CRISPR technology has broad application prospects in disease treatment, gene function regulation, drug development and other aspects, but there are still some problems that limit its application in the actual environment. For example, off-target effects, safety problems caused by autoimmunity, and limitations of [14]PAM sequences. However, with the development of recent years, CRISPR/Cas9 technology has been continuously improved, compared with the previous, both editing efficiency and avoiding off-target effects have been significantly improved, especially in clinical application, which is expected to solve some diseases that have no treatment drugs before or some genetic defects. The rapid development of gene editing technology has brought great breakthroughs and possibilities to the field of life science, especially CRISPR/Cas9 technology as a revolutionary gene editing tool. However, with the application of the technology, CRISPR/Cas9 technology also faces a series of challenges, such as non-specific cutting and cytotoxicity issues.
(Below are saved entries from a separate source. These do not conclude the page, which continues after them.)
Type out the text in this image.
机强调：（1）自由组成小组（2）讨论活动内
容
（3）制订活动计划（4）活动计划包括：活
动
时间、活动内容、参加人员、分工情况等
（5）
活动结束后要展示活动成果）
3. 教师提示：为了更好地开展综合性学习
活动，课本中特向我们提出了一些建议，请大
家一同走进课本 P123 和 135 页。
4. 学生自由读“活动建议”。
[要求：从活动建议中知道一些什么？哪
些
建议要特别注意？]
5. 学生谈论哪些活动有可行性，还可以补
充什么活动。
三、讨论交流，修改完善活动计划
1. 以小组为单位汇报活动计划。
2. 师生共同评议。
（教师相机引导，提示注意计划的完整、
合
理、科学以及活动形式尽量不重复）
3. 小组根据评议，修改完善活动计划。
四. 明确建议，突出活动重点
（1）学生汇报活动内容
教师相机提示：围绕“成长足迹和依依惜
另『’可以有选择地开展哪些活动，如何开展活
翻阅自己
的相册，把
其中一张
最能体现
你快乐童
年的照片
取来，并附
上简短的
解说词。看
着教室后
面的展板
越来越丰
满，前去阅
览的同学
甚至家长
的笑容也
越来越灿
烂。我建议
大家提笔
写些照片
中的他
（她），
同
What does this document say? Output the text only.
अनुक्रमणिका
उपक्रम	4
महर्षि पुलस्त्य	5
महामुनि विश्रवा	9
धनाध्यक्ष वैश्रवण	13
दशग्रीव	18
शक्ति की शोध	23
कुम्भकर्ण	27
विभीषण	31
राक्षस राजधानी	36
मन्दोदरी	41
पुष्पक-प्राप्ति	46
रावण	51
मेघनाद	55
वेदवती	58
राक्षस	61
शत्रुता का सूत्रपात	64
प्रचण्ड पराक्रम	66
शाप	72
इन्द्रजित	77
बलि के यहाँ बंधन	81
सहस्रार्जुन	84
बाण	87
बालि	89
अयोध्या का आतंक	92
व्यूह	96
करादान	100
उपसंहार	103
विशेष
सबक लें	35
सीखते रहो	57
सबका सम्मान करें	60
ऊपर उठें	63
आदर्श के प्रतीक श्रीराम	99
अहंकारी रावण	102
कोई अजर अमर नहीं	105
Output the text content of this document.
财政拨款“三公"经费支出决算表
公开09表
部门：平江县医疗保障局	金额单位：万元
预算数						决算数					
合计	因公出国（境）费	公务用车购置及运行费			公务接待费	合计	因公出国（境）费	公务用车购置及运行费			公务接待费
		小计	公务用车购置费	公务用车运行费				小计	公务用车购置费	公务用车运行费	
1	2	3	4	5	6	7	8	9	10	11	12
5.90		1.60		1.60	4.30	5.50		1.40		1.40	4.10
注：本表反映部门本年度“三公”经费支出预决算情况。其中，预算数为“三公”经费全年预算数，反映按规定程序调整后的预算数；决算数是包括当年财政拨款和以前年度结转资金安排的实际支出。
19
Although deep learning technology provides new ideas and methods to solve these challenges, there are still challenges in model accuracy and generalization ability, which need further research and improvement. Therefore, future research should focus on improving the accuracy and interpretability of models, developing more effective training methods and data acquisition strategies to better address challenges in gene editing, and driving the development and application of the field.